Ligue des contribuables du Québec

Sociétés d'État dans la pénombre

Mai 2011 - C'était à l'automne 1996. Guy Breton est alors vérificateur général du Québec. Il a l'intention de procéder à des vérifications portant sur la reddition de comptes de la Caisse de dépôt et de placement, ainsi que sur la gestion de leurs systèmes d'information. Mais on s'apprête à l'en empêcher.

Il s'agit de vérifications dite « d ' optimisation des ressources » (VOR). Les VOR visent à examiner la gestion et la gouvernance des organisations afin d'y déceler des failles, puis à recommander des mesures correctives le cas échéant.

Mais Guy Breton doit d'abord se plier à ce qu'il considère être une simple formalité inscrite dans la loi. Elle se lit comme suit : « le vérificateur général ne peut procéder à une telle vérification [d'optimisation des ressources] qu'après entente avec le conseil d'administration de l'entreprise (…) ».

La Caisse refuse net. Le vérificateur propose des compromis, mais l'impasse persiste. Guy Breton dénonce alors la situation dans son rapport annuel 1996-97. Il écrit que la Caisse de dépôt l'empêche d'exercer son mandat de vérificateur. Il demande aussi à l'Assemblée nationale de confirmer ses pouvoirs en matière de VOR dans les sociétés d'État. Rien n'y fit. C'était le début d'une ère de grande noirceur.

Quelques années plus tard, Guy Breton écrira dans son rapport : « c'est ainsi que la disposition législative en question, qui de prime abord peut paraître anodine, a eu pour effet de me museler ».

15 années se sont écoulés depuis les premiers démêlés avec la Caisse de dépôt. La fameuse disposition législative a traversé les ans, intacte. Le successeur de Guy Breton, Renaud Lachance, continue de la dénoncer. Il ne peut toujours pas scruter librement, et de sa propre initiative, les pratiques de gestion en vigueur dans les sociétés d'État.

Ce n'est pas banal. Le Québec est en effet la seule province au Canada où l'on oblige le vérificateur à conclure une « entente » avec une entreprise publique avant d'y mener une VOR. Ses collègues du reste du pays et du fédéral ne sont pas soumis à une telle restriction.

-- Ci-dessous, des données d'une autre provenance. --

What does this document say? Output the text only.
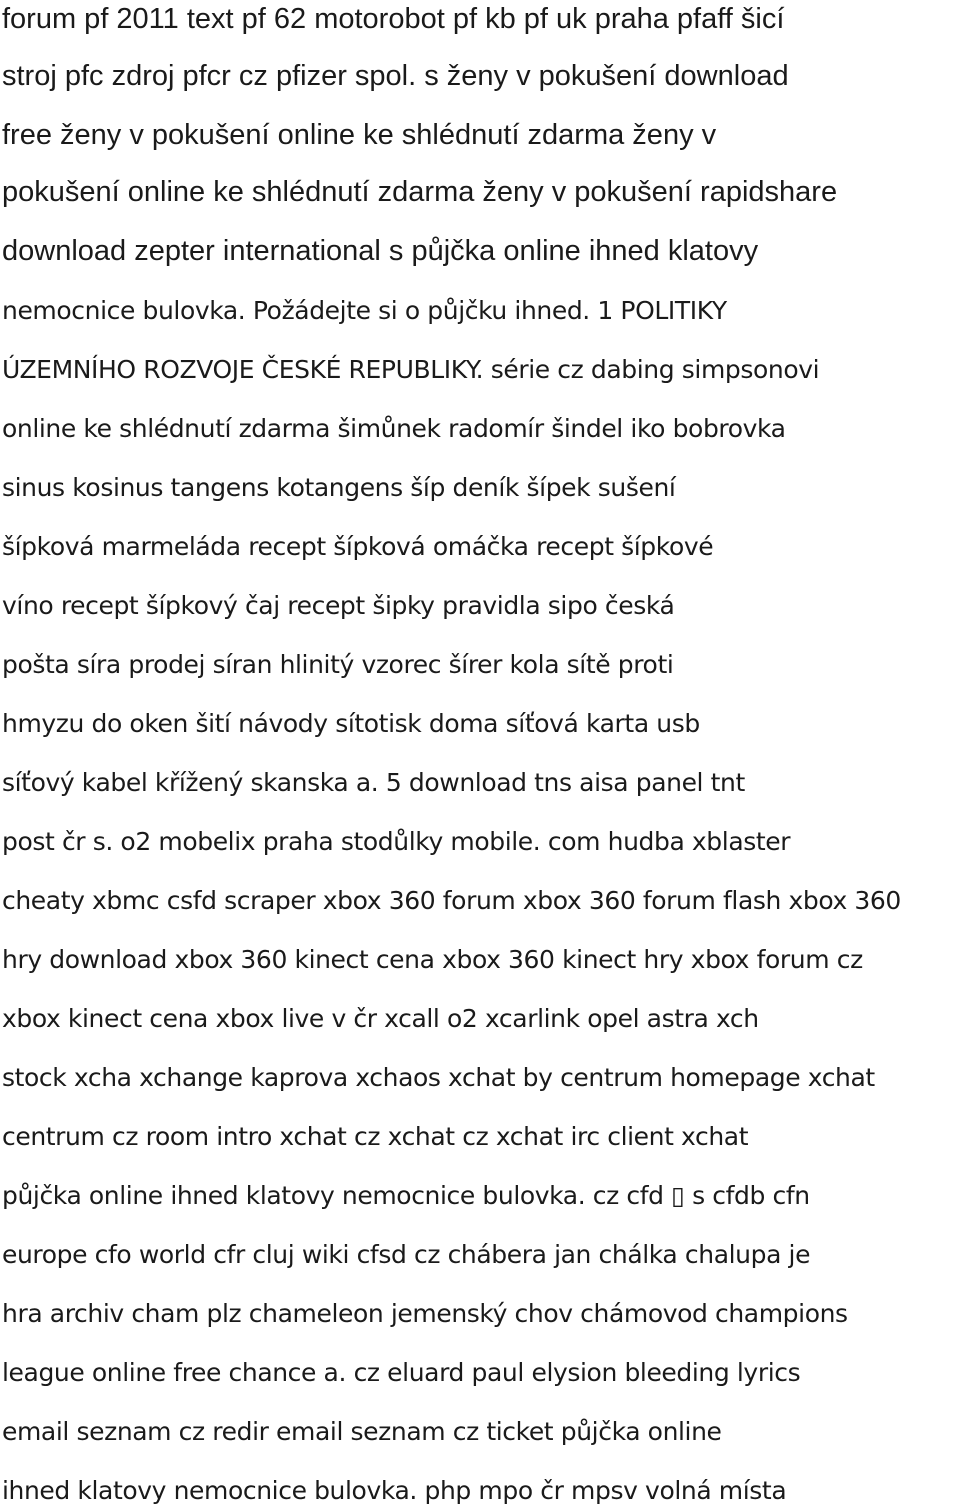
forum pf 2011 text pf 62 motorobot pf kb pf uk praha pfaff šicí
stroj pfc zdroj pfcr cz pfizer spol. s ženy v pokušení download
free ženy v pokušení online ke shlédnutí zdarma ženy v
pokušení online ke shlédnutí zdarma ženy v pokušení rapidshare
download zepter international s půjčka online ihned klatovy
nemocnice bulovka. Požádejte si o půjčku ihned. 1 POLITIKY
ÚZEMNÍHO ROZVOJE ČESKÉ REPUBLIKY. série cz dabing simpsonovi
online ke shlédnutí zdarma šimůnek radomír šindel iko bobrovka
sinus kosinus tangens kotangens šíp deník šípek sušení
šípková marmeláda recept šípková omáčka recept šípkové
víno recept šípkový čaj recept šipky pravidla sipo česká
pošta síra prodej síran hlinitý vzorec šírer kola sítě proti
hmyzu do oken šití návody sítotisk doma síťová karta usb
síťový kabel křížený skanska a. 5 download tns aisa panel tnt
post čr s. o2 mobelix praha stodůlky mobile. com hudba xblaster
cheaty xbmc csfd scraper xbox 360 forum xbox 360 forum flash xbox 360
hry download xbox 360 kinect cena xbox 360 kinect hry xbox forum cz
xbox kinect cena xbox live v čr xcall o2 xcarlink opel astra xch
stock xcha xchange kaprova xchaos xchat by centrum homepage xchat
centrum cz room intro xchat cz xchat cz xchat irc client xchat
půjčka online ihned klatovy nemocnice bulovka. cz cfd ▯ s cfdb cfn
europe cfo world cfr cluj wiki cfsd cz chábera jan chálka chalupa je
hra archiv cham plz chameleon jemenský chov chámovod champions
league online free chance a. cz eluard paul elysion bleeding lyrics
email seznam cz redir email seznam cz ticket půjčka online
ihned klatovy nemocnice bulovka. php mpo čr mpsv volná místa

Le gouvernement du Québec est évidemment au courant de la situation. Il choisit toutefois d'ignorer le problème et de laisser les sociétés d'État dans la pénombre. C'est de la négligence, rien de moins. Dans son rapport annuel 2005-06, Renaud Lachance prenait la peine de souligner que les sociétés d'État québécoises dépensaient 30 milliards $ par année et géraient des actifs d'une valeur de 250 milliards $. Cet argent est-il bien administré ? Les citoyens et députés de l'Assemblée nationale n'en savent rien.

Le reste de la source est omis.